Using the same systematic approach within a systemic framework as the first two editions, The Dissection of Vertebrates, 3rd Edition covers several animals commonly used in providing an anatomical transition sequence. Nine animals are covered: amphioxus, sea squirt, lamprey, shark, perch, mudpuppy, frog, cat, and pigeon, plus five reptile skulls, two mammal skulls, and the sheep heart.
- Seven detailed vertebrate dissections, providing a systemic approach
- Includes carefully developed directions for dissection
- Original, high-quality award-winning illustrations
- Clear and sharp photographs
- Expanded and updated features on phylogenetic coverage
- New sections on:
- amphioxus (Cephalochordata)
- sea squirt (Urochordata)
- shark musculature
- gravid shark
- shark embryo
- cat musculature
- sheep heart
Gerardo De Iuliis, PhD, received his doctorate from the Department of Zoology, University of Toronto, in 1996, with specialization in Vertebrate Paleontology and Comparative Vertebrate Anatomy. He currently teaches two courses, Comparative Vertebrate Anatomy and Vertebrate Paleontology: Major Transitions in Vertebrate History, at the Department of Ecology and Evolutionary Biology, University of Toronto, and Human Anatomy and Physiology at George Brown College (Toronto), and is a Research Associate at the Royal Ontario Museum (Toronto). His primary research interests include the systematics and paleobiology of xenarthrans, particularly of fossil sloths. He has published numerous articles on fossil sloths, as well as on fossil cingulates and lungfish, among other vertebrate groups.

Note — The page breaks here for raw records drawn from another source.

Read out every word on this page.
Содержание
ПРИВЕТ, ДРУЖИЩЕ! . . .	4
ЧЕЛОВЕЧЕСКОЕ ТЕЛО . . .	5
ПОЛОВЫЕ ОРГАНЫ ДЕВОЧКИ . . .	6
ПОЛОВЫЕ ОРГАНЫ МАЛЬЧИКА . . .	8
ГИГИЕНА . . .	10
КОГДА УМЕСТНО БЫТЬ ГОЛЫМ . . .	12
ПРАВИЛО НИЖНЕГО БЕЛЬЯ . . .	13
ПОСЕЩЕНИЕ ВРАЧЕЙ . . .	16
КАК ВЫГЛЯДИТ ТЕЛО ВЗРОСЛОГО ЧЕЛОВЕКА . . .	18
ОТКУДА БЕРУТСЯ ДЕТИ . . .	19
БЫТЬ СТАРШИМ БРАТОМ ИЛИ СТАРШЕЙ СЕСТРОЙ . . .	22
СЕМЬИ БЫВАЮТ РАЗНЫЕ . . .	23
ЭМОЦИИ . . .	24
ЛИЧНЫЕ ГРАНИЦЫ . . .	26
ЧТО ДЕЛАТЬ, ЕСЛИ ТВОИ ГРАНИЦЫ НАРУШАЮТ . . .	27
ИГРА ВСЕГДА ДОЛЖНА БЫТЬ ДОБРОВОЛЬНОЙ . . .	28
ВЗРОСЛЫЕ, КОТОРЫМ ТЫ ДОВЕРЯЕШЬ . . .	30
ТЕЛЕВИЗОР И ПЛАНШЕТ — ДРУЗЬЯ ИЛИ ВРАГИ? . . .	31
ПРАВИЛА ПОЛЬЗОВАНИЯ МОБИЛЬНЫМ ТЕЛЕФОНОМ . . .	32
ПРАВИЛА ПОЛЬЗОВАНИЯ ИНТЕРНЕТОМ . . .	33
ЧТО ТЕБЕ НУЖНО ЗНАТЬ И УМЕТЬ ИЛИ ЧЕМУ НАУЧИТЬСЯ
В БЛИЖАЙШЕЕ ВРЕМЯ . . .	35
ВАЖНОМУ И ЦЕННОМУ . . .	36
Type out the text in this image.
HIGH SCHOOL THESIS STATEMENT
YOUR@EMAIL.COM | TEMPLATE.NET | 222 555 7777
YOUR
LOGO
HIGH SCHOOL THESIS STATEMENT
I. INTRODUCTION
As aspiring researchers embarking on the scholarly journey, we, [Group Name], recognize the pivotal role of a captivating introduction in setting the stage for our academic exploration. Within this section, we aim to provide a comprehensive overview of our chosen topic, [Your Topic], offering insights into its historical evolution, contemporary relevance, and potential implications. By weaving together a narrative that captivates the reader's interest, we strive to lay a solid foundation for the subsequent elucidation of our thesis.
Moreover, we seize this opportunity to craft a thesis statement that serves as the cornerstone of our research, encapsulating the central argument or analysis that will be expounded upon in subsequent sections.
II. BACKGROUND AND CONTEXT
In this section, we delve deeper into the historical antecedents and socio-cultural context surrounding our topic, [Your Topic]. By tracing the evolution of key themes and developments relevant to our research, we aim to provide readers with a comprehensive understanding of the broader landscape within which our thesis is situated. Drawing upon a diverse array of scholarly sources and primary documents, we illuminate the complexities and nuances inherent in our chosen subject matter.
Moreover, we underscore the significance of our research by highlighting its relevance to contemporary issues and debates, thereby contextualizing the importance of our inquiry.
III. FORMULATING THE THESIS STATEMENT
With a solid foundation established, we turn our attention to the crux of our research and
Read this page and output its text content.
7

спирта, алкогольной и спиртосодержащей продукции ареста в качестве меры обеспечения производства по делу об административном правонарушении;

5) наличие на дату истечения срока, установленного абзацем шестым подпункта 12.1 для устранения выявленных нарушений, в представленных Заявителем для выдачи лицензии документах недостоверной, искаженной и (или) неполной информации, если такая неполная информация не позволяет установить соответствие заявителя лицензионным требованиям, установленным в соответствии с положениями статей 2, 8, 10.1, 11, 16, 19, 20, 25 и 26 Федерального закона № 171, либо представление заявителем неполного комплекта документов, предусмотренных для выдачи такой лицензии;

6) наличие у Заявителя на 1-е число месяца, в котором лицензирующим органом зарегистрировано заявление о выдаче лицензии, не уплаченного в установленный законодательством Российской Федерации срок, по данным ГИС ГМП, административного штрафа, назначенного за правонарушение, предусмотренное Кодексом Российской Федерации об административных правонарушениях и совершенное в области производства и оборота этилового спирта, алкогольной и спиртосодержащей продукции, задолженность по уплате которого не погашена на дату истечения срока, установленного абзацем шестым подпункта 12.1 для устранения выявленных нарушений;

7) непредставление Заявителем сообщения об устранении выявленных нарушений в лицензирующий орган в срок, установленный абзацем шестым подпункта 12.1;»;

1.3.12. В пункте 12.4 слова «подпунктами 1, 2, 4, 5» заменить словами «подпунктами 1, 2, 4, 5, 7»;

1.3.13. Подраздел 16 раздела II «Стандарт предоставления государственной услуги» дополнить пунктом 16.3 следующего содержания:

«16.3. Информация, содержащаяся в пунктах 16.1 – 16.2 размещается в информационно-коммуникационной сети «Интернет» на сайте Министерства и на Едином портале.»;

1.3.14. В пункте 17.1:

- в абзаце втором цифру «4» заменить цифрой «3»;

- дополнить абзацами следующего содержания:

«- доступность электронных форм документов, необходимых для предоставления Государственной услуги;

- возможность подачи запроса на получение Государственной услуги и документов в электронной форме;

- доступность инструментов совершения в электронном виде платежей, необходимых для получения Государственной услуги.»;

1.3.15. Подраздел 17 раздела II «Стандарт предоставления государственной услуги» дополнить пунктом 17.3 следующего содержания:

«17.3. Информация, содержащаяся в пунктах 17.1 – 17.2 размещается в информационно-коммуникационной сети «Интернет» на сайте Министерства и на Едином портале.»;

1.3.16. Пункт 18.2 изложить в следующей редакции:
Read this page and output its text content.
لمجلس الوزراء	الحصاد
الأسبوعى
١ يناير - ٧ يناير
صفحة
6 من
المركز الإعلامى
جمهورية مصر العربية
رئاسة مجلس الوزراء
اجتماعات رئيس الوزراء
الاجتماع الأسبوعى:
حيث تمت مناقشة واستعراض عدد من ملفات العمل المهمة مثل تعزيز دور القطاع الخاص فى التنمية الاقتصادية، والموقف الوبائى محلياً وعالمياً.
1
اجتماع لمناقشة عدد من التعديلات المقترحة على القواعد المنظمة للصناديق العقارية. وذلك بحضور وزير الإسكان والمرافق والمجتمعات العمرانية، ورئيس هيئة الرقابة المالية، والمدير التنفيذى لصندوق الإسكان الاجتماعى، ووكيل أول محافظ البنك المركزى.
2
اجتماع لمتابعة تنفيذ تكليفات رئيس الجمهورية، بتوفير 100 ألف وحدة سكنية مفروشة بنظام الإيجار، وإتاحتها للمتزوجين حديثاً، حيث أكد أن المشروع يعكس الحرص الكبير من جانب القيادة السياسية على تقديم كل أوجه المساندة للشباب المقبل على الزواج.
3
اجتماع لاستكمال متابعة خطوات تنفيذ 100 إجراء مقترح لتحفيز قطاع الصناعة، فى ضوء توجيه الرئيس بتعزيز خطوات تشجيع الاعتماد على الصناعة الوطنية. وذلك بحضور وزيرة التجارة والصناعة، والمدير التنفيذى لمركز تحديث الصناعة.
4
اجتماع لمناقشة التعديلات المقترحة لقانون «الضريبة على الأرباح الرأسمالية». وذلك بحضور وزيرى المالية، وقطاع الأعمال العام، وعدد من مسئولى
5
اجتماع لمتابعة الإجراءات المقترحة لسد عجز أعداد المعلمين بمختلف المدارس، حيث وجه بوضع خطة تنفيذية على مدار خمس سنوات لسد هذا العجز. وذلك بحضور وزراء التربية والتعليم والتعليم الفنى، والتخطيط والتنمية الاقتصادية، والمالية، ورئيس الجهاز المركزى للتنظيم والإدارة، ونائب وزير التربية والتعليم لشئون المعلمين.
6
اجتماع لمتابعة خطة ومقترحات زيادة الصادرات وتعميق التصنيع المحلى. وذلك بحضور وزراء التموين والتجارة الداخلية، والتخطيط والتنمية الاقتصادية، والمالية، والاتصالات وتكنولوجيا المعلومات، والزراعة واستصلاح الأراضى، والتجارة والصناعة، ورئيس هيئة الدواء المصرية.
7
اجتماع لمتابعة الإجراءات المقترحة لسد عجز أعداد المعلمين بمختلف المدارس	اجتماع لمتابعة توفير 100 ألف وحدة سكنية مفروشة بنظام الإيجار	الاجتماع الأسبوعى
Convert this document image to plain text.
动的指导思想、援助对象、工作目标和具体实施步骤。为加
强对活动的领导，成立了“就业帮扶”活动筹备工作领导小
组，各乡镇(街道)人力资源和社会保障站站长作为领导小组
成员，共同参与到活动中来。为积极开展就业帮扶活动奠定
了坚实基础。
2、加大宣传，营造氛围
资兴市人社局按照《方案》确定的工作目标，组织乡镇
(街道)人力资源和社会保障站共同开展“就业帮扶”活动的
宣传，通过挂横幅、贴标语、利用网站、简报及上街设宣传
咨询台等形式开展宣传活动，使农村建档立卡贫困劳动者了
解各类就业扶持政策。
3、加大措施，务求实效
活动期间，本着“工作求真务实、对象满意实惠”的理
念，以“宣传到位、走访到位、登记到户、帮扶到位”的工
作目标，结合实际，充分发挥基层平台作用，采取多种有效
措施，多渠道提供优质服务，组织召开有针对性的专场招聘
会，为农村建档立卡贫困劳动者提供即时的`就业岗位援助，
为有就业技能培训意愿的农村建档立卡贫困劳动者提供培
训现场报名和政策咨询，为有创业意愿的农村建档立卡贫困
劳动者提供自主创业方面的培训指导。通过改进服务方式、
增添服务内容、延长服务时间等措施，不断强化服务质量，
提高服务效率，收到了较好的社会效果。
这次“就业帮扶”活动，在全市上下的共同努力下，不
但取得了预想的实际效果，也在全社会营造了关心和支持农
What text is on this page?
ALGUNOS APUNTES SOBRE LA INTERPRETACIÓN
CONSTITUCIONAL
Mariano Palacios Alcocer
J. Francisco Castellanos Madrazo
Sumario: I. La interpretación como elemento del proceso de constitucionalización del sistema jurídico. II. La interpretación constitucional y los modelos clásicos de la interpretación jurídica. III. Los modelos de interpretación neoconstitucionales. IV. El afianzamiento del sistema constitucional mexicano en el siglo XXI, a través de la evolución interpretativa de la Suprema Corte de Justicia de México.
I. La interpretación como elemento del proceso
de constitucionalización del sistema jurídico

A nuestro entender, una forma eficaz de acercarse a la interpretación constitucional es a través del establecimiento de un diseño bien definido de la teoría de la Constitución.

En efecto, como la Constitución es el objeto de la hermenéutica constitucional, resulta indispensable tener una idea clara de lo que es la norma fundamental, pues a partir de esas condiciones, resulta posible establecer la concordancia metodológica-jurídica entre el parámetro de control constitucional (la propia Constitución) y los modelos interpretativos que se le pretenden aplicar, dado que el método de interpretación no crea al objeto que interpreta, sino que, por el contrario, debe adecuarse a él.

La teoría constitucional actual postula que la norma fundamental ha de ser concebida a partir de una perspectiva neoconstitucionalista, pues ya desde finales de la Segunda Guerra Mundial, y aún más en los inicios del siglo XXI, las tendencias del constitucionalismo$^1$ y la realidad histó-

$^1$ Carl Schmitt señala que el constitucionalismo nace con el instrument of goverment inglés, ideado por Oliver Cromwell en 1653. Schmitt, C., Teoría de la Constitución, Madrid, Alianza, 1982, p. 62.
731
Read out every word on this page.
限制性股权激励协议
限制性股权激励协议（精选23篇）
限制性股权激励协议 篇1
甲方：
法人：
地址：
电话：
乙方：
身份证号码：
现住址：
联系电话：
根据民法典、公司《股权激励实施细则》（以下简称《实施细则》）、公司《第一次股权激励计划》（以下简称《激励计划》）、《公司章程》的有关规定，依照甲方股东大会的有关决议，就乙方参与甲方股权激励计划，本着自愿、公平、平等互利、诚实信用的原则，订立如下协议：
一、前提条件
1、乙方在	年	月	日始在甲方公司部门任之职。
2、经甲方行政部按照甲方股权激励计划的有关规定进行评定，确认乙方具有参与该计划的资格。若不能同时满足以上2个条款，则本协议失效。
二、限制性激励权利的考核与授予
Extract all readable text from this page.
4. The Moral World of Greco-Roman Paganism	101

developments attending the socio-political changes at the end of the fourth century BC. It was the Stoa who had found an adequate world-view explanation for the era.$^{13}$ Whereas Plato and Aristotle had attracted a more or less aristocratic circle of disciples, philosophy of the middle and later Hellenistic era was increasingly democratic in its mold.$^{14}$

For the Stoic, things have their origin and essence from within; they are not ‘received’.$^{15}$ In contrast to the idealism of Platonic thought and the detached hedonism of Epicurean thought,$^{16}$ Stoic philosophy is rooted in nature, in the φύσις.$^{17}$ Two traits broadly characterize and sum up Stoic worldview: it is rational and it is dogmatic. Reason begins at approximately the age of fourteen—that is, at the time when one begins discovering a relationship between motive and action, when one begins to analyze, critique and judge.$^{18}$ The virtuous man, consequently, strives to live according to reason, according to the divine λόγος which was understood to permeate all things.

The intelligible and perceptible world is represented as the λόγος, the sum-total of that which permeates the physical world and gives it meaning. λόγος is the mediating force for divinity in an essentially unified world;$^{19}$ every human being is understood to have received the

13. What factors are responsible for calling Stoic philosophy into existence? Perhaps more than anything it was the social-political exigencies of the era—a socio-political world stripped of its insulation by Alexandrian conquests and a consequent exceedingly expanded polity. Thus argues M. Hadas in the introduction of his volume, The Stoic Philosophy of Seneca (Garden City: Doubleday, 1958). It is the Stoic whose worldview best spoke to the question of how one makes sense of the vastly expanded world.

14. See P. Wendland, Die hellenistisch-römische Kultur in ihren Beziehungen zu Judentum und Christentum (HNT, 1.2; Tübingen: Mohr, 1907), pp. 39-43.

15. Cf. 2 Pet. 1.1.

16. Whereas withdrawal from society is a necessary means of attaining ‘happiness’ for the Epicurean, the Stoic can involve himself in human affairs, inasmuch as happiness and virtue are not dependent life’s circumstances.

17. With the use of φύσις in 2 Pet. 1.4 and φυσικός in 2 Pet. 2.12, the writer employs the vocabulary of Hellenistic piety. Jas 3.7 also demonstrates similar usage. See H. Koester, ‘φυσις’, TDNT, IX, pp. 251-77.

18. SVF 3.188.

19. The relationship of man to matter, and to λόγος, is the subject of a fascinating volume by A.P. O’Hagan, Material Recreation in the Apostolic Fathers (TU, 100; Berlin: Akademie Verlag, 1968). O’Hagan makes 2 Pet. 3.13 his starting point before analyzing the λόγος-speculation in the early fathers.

Dino Pulerá, MScBMC, CMI, was the first recipient of the John J. Lanzendorf PaleoArt Award from the Society of Vertebrate Paleontology for best paleontological technical illustration in 2010. He received his Bachelor of Science in Zoology and his Masters of Science in Biomedical Communications at the University of Toronto. After completing his graduate studies, he spent the first part of his career creating visuals for textbook publications. The second half of his career has been spent working for a medical legal studio as an associate art director and medical illustrator. Dino also operates his own freelance business, specializing in animal anatomy and vertebrate paleontology. His work has won numerous awards and has been displayed in many international exhibitions. He is recognized as a Certified Medical Illustrator (CMI) by The Board of Certification of Medical Illustrators.